“Sustainable Opportunities in Precision Agriculture” will take place Monday, June 6, through Friday, June 10, at MSU’s campus and its research fields. Each day will run from 8 a.m. to 5 p.m. The event is open to the public, but priority registration will be given to MSU upperclassmen and recent College of Agriculture graduates.
The boot camp will teach attendees about precision agriculture technologies for sustainable crop and livestock systems. Attendees are expected to leave with an increased understanding and aptitude for field characterization, field monitoring and mapping, decision-making processes, and more.
Each day will include morning lectures in the CHS classroom in Linfield Hall on topics such as sensors, satellites and drones; data science; remote sensing data acquisition and analysis; soil characterization, monitoring and mapping; and digital farming. The classroom lectures will be viewable through webinars for remote participants. In the afternoons, attendees will visit research sites to gain hands-on experience with precision ag equipment for such as those for soil mapping and field variable rates, and drones with multispectral cameras. In the classroom, attendees will create a map of the field and various aspects regarding yield, acidity and more.
Courses and field instruction demonstrations will be taught by MSU faculty members from the College of Agriculture. Faculty instructors include Scott Powell, environmental science spatial analysis; Frank Dougher, environmental science geospatial sciences; Shirin Ghatreh Samani, agricultural engineering precision agriculture; Gaurav Jha, soil science precision agriculture; Jasmine Neupane, plant science precision agriculture; Paul Nugent, electrical engineering precision agriculture; and Bruce Maxwell, forest ecology and weed science.
“The courses are all connected to each other and, in order of how they affect each other, just like the actual process you would go through as a grower or producer,” said Shannon Arnold, co-director of the boot camp. “We want these students who are going to return to their farms and ranches to see these new technologies and understand the process and its flow, as well as become familiar with what this type of equipment looks like.”

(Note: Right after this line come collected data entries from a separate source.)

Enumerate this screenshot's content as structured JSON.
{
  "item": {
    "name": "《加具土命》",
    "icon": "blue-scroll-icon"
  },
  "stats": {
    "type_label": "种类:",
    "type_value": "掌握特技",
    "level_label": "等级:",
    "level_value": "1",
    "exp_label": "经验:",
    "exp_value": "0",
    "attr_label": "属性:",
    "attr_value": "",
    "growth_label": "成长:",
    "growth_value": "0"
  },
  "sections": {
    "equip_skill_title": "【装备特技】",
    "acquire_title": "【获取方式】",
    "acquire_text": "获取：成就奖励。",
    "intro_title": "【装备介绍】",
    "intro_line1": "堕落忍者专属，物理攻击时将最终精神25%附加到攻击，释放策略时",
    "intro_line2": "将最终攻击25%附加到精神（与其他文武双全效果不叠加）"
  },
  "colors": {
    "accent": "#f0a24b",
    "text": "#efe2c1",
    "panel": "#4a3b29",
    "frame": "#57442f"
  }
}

According to Alan Dyer, one of the co-directors of the event, the boot camp is intended to be an intensive catch-all experience to give attendees a practical look at precision agriculture — from collecting and understanding data points to using that data to make precise adjustments and increase productivity.
Along with the boot camp will be a keynote speech that is free and open to the public. Terry Griffin, associate professor and cropping systems economist at Kansas State University will speak at 6 p.m. Thursday, June 9, in Strand Union Ballroom B.
Griffin specializes in farm management and digital agricultural technology. He has received numerous awards in advancing digital agriculture. He received the 2014 Pierre C. Robert International Precision Agriculture Young Scientist Award; the 2012 Conservation Systems Precision Ag Research of the Year Award; and the 2010 Precision Ag Award of Excellence for Researchers Award. He has authored two patents on digital agriculture and has presented his research around the world.
The boot camp was funded by a recent grant from the CHS Foundation totaling more than $200,000. The aim of the grant is to further promote precision agriculture and educate producers and the community about its benefits. The boot camp is free thanks to the grant.
“This precision agriculture boot camp completely aligns with our land-grant mission to serve the people of the state of Montana,” said Sreekala Bajwa, dean of the College of Agriculture. “We are grateful for this generous grant to help the College of Agriculture grow in what we can offer and how we can educate our students and community members.”